Jim Schoeld, Seattle, Washington
On: Adapting to Life’s Changes
I retired as a Lutheran pastor in 2001 after 39 years of service. My ministry included congregations in Montana, North Dakota, Minnesota and Washington. I’m married to Rachel and have four children. My C5-6 injury occurred one month after I retired, in a car accident.
Rachel and I had retirement plans to travel with our fifth-wheel RV. We had bikes, loved swimming, knew people throughout the West with whom we had hoped to spend long visits. My guitar always went with us as we enjoyed singing around evening campfires. We planned interim ministry in the upper Great Plains where many small communities can no longer afford a full-time pastor.
After my injury, it became very clear to me that I would have to re-invent myself. With no use of hands, torso and legs, the motorized wheelchair brought me mobility.
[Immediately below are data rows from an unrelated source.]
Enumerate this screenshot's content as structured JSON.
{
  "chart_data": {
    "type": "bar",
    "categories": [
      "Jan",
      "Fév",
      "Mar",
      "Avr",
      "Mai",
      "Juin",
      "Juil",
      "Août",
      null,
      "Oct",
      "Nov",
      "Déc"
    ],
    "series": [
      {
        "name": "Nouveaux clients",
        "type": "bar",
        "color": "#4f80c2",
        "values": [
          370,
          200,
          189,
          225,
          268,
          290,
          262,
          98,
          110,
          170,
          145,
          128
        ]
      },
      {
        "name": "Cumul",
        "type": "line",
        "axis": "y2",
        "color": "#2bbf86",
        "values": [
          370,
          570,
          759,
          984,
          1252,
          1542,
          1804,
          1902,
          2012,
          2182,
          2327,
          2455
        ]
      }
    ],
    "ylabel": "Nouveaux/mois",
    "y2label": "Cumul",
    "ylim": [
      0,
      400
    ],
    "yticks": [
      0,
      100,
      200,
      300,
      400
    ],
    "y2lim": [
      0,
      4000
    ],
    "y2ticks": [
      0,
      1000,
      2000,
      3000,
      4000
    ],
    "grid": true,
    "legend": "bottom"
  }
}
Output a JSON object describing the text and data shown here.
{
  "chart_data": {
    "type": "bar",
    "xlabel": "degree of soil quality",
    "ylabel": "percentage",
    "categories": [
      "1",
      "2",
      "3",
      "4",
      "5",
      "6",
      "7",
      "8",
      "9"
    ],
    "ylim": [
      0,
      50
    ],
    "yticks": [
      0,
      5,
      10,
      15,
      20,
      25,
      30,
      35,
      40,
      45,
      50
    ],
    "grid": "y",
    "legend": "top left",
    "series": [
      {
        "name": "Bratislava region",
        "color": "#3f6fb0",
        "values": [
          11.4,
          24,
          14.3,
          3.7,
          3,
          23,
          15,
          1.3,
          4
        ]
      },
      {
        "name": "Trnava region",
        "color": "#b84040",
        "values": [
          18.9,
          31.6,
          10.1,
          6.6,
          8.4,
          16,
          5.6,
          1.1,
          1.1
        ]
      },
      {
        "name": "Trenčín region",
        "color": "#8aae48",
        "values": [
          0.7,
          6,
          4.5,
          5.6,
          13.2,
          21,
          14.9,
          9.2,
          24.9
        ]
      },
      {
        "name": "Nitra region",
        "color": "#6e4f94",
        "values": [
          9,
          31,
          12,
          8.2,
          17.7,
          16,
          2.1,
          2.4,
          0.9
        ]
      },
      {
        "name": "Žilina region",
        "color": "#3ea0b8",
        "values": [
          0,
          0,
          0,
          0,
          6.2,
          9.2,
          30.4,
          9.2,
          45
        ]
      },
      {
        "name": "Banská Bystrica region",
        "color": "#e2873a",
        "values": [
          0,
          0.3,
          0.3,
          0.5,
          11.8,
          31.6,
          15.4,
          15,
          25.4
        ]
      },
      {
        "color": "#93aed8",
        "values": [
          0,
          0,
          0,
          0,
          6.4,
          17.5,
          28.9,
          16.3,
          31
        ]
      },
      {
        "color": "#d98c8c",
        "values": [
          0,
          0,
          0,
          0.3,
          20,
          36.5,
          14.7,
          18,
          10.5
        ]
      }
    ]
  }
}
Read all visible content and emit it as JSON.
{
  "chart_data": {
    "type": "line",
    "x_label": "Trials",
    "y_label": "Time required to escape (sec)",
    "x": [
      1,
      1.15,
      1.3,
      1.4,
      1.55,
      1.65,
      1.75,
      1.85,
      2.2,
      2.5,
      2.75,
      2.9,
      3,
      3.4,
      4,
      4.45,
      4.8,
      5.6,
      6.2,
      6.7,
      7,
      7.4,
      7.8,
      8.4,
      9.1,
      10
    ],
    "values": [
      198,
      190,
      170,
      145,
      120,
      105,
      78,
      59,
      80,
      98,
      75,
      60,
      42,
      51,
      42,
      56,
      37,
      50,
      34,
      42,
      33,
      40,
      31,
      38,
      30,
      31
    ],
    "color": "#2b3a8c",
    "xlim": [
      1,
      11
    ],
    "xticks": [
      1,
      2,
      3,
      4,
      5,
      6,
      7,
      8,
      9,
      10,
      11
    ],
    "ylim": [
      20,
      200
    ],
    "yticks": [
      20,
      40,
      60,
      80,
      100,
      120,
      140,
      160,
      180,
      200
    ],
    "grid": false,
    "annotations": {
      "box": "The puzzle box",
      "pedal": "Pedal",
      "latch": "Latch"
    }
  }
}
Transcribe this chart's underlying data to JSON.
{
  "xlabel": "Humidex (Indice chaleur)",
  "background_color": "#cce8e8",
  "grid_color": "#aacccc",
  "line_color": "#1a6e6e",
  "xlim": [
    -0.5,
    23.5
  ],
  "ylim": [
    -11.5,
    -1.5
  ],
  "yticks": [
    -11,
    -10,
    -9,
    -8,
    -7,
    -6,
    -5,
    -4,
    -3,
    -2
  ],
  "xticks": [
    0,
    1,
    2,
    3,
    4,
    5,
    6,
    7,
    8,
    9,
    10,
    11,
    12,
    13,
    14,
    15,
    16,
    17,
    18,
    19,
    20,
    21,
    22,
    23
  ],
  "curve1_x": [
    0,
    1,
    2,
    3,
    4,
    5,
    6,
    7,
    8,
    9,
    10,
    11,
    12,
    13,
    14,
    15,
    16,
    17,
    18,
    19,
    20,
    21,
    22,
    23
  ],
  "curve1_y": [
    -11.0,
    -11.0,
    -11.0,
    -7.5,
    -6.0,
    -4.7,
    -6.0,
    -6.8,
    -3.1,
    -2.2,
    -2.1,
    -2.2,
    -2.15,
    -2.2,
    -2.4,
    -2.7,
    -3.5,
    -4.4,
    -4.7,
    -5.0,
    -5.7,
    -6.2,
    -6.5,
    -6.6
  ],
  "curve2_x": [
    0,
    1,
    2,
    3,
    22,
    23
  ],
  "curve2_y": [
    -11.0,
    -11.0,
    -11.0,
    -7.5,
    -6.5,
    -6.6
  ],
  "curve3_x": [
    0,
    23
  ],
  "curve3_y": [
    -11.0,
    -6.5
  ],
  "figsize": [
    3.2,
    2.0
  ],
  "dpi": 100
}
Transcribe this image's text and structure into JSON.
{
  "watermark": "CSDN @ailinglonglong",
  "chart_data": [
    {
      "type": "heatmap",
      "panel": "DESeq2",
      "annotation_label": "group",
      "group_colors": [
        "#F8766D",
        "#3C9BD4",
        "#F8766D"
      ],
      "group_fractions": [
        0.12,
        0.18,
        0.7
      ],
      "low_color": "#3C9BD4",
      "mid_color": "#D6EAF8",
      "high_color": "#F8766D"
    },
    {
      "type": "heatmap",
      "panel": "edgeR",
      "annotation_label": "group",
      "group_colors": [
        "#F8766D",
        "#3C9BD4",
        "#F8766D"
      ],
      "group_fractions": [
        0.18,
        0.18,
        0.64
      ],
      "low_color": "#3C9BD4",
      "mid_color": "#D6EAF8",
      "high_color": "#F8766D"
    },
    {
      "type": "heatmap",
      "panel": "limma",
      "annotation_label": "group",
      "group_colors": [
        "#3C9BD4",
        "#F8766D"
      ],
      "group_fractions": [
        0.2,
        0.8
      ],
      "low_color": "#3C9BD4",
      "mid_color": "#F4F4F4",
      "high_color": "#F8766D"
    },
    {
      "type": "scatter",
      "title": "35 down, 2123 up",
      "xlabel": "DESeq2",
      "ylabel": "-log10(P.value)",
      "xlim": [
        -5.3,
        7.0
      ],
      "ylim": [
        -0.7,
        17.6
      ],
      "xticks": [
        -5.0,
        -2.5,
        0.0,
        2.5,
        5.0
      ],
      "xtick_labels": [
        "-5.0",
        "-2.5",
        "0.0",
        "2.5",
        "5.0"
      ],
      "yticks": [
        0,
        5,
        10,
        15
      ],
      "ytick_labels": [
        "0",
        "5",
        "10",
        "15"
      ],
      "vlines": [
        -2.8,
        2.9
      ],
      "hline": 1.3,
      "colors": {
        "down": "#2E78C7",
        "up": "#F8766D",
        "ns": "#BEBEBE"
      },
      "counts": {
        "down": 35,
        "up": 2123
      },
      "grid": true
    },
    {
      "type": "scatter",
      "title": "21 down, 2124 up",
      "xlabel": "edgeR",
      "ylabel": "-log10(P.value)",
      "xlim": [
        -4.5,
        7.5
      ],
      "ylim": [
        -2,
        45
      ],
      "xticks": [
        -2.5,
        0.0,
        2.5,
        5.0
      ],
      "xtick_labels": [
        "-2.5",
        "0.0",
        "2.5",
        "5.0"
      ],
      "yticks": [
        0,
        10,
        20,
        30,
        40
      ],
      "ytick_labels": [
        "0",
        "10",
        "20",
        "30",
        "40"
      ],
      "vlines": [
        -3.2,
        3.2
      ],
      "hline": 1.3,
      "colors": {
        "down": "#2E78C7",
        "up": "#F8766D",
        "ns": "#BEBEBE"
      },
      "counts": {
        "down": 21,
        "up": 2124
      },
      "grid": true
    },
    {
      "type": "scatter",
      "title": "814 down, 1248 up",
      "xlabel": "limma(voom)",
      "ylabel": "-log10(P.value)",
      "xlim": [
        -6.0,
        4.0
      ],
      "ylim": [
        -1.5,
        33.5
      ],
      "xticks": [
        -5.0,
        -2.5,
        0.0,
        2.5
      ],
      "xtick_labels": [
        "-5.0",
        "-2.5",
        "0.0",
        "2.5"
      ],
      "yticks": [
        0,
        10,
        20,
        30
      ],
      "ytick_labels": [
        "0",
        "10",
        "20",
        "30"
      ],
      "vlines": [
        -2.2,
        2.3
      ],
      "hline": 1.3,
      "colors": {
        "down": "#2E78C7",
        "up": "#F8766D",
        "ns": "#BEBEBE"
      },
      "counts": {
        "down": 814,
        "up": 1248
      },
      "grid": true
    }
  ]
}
But without my hands, the guitar and clarinet, gardening and landscaping, barbequeing and handyman talents disappeared. While Rachel and I were too distressed to imagine a life-after-injury, my Rotary Club remodeled our house for accessibility. We bought a Dodge van with hand controls, lock-downs and automatic doors.
The van afforded me mobility and independence and helped restore some sense of value, which was surprisingly bolstered one evening when my wife and I were invited to enjoy a supper with 15 young people who were dually diagnosed. As we sat at table that evening, they asked me what I missed most since my accident. My answer included everything in my work that had been sources of fun. They told me that they hadn’t known me in any of the ways I had listed and reminded me that my humor, interest and compassion had not been affected in the accident.
I am quite content with my reinvented self. Now my time is spent in ways not diminished by my injury. I preach in places where the pastor is out of town. The lay people of those churches are more than willing to be “my hands” during the distribution of the bread and wine. Now, my greatest challenge comes in getting congregations to “hear the words” instead of “seeing the chair.” That challenge keeps me focused and attentive to the Gospel message, not my own survival and faith reactions. When I am asked, “Where was God? Why didn’t He protect you?” my answer always begins with “Accidents happen.” Since I have felt rescued at many times in my life, how can I suddenly turn against a God who has seen me through so much other stuff?
You have to give credit to the people who wake you up and restore you. Some of my self-pity got a severe jolt while I was in the hospital after my accident. A teenager, severely injured when he was only 3 years old, asked me what I missed most. I said, “My hands.” He replied, “What do you do with hands?” I had had 66 years of using very talented and trained hands! My sense of life’s joys, even if altered, was awakened and challenged.